My opinion on A.J. Preller’s body of work seemingly changes weekly (as it should, I suppose), but right now it’s hard to argue that he’s not moving this franchise in the right direction. Give him—and his staff, obviously—credit for realizing that Alonso wasn’t the guy and that Pomeranz was both a good buy-low option and a potential breakout candidate. Give them further credit for actually helping Pomeranz reach that level and then, finally, for realizing that this season is lost and that Pomeranz is probably more useful as a trade chip in a thin market than as an ace on a fourth or fifth place team—especially when Dave Dombrowski has a team in the playoff hunt.

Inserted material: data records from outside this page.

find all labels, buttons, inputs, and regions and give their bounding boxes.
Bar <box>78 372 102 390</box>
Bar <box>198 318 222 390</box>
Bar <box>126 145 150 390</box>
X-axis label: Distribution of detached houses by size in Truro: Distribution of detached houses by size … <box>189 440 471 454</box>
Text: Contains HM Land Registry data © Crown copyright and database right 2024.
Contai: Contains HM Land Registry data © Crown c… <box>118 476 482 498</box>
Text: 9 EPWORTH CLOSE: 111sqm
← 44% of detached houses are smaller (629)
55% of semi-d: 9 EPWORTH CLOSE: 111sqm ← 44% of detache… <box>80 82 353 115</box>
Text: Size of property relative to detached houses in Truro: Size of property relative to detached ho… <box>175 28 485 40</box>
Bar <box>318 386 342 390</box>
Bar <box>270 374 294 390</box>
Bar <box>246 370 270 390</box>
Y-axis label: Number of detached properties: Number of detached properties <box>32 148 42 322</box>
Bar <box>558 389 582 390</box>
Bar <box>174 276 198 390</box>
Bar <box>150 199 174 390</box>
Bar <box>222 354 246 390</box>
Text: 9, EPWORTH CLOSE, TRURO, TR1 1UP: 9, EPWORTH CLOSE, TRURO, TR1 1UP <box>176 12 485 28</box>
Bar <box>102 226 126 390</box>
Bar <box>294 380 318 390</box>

Espinoza is just 6-feet tall and 18 years old, but he’s already thrown 79 and 1/3 innings at Red Sox Single-A affiliate Greenville, posting a 4.54 ERA but a much more impressive 2.62 strikeout-to-walk ratio and 0.2 HR/9. Remember, he’s 18, nearly four years younger than the average South Atlantic League player. A few weeks back we noted that recent Padres pickup Chris Paddack was super young for the South Atlantic League . . . well, Espinoza’s a full two years younger than him. In fact, Espinoza entered the season as the youngest player in the entire South Atlantic League. There’s a decent change he’s never faced anyone younger than himself.
Not surprisingly, those who follow prospects closely are intrigued. Baseball America (15), Baseball Prospectus (24), and Keith Law (14) all ranked Espinoza inside the top 25 on recently released midseason top prospect lists. The repertoire consists of a plus fastball that sits in the mid-90s (and occasionally reaches triple digits) and two developing secondary pitches in the curve and change, all with sound mechanics and a repeatable delivery. It looks something like this.
Of course, all the usual concerns are present. He’s still really young and a long way from the majors, and at this point, a lot more can go wrong than right, including injuries and ineffectiveness. Espinoza still has to prove, at higher levels, both that he can get guys out and that he can handle the rigors of a larger workload. The Padres still have to develop him into a successful big-league pitcher.
But there are reasons why he’s ranked so highly. He’s not “can’t-miss”—nobody is, really, particularly not an 18-year-old pitcher—but scouts and prospect hounds alike obviously feel like there might be something special here. Now the fun part begins. Where do the Padres send Espinoza, and for how long? How will they manage his workload? Will they be aggressive with him or pump the brakes?
The Padres lost something here in Pomeranz, and that shouldn’t be overlooked. Although this level of performance is almost certainly unsustainable, Pomeranz might be a new guy, and he’s under control through 2018. Still, there’s rarely a better time to trade a once injury-riddled pitcher than at the absolute height of his value, and that’s what the Padres have done. They ultimately turned Yonder Alonso, a no-pop first baseman with little upside who served as a constant reminder of what could have been (Anthony Rizzo), into one of the game’s most exciting young pitching prospects.
There are still some bad decisions in the rearview mirror, but it looks like Preller’s getting the hang of this thing.